HESSEN
Derzeit ist keine stabile Regierung in Sicht. Und auch noch kein Haushalt für 2009
In den ersten Amtswochen von Roland Kochs (CDU) geschäftsführender Landesregierung herrscht Ruhe nach dem Sturm. Im hessischen Landtag ergeben sich, je nach Thema, ganz unterschiedliche Konstellationen von rot-rot-grün bis zu schwarz-gelb-grün. Auf die Bildung einer stabilen Koalition deutet zurzeit nichts hin. Koch jedoch sitzt fest im Sattel - zumindest in seiner eigenen Partei. Satte 95,3 Prozent erhielt er jüngst bei seiner Wahl zum Landesvorsitzenden. Während seine SPD-Kontrahentin Andrea Ypsilanti im Moment weitgehend abgetaucht ist und im jüngsten Plenum vor allem durch Schweigen auffiel, füllt der Regierungschef gleich eine Doppelrolle aus: Einerseits bleibt er die unumstrittene Führungsfigur eines nach wie vor konservativen Landesverbandes. Andererseits verkörpert der Dalai-Lama-Freund eine beharrliche Charmeoffensive in Richtung Grüne. Während der vermeintlich neue Linksblock von SPD und Linkspartei zum Hauptgegner von Liberalen und Christdemokraten avanciert ist, wird die Ökopartei ungewohnt pfleglich behandelt. Die CDU habe so viel Kreide gefressen, sagt eine SPD-Abgeordnete, dass es kaum noch auszuhalten sei.
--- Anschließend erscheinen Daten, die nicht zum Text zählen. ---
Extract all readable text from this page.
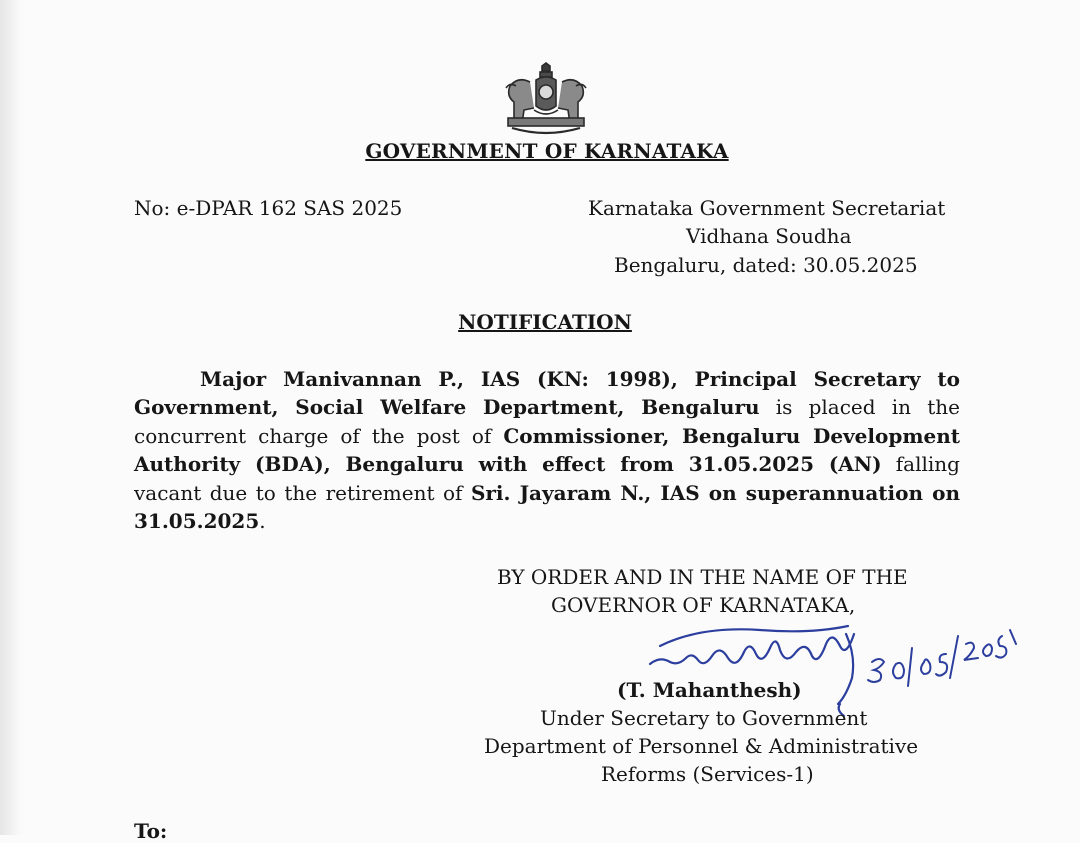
GOVERNMENT OF KARNATAKA
No: e-DPAR 162 SAS 2025	Karnataka Government Secretariat
Vidhana Soudha
Bengaluru, dated: 30.05.2025
NOTIFICATION
Major Manivannan P., IAS (KN: 1998), Principal Secretary to Government, Social Welfare Department, Bengaluru is placed in the concurrent charge of the post of Commissioner, Bengaluru Development Authority (BDA), Bengaluru with effect from 31.05.2025 (AN) falling vacant due to the retirement of Sri. Jayaram N., IAS on superannuation on 31.05.2025.
BY ORDER AND IN THE NAME OF THE
GOVERNOR OF KARNATAKA,
30/05/2025
(T. Mahanthesh)
Under Secretary to Government
Department of Personnel & Administrative
Reforms (Services-1)
To:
Gleichzeitig testen SPD und Grüne mit Unterstützung der Linkspartei ihren Handlungsspielraum gegenüber der geschäftsführenden Landesregierung aus. Die Abschaffung der Studiengebühren gegen die Stimmen von FDP und CDU gilt derzeit als sicher. Bei der Debatte um einen von der Linkspartei beantragten Abschiebestopp nach Afghanistan ließ rot-rot-grün die Muskeln spielen und schickte Hessens Innenminister Volker Bouffier mit einem klaren Handlungsauftrag nach Hause. Bouffier weigerte sich und mußte prompt den Vorwurf einstecken, er missachte die Rechte des Parlaments.
So oder ähnlich dürfte die politische Auseinandersetzung in Hessen vorerst weitergehen. Als Nagelprobe, ob unter den vorherrschenden Bedingungen eine langfristige Gestaltung überhaupt möglich ist, gelten die Beratungen für den Haushalt 2009. Dass Koch seinen Haushaltsplanentwurf erst für Anfang Dezember angekündigt hat, sorgt schon jetzt für Aufregung. Die Verspätung um drei Monate zeige, dass der Ministerpräsident das Ganze selbst nicht ernst nehme, moniert SPD-Geschäftsführer Reinhard Kahl. Und so macht in Wiesbaden neben der Frage, ob Andrea Ypsilanti nach der Sommerpause ihren Hut noch einmal in den Ring wirft, vor allem eine Spekulation die Runde: Roland Koch, so argwöhnen SPD und Grüne, provoziere geradezu einen gescheiteren Haushalt, um damit im kommenden Frühjahr den Weg zu Neuwahlen zu ebnen.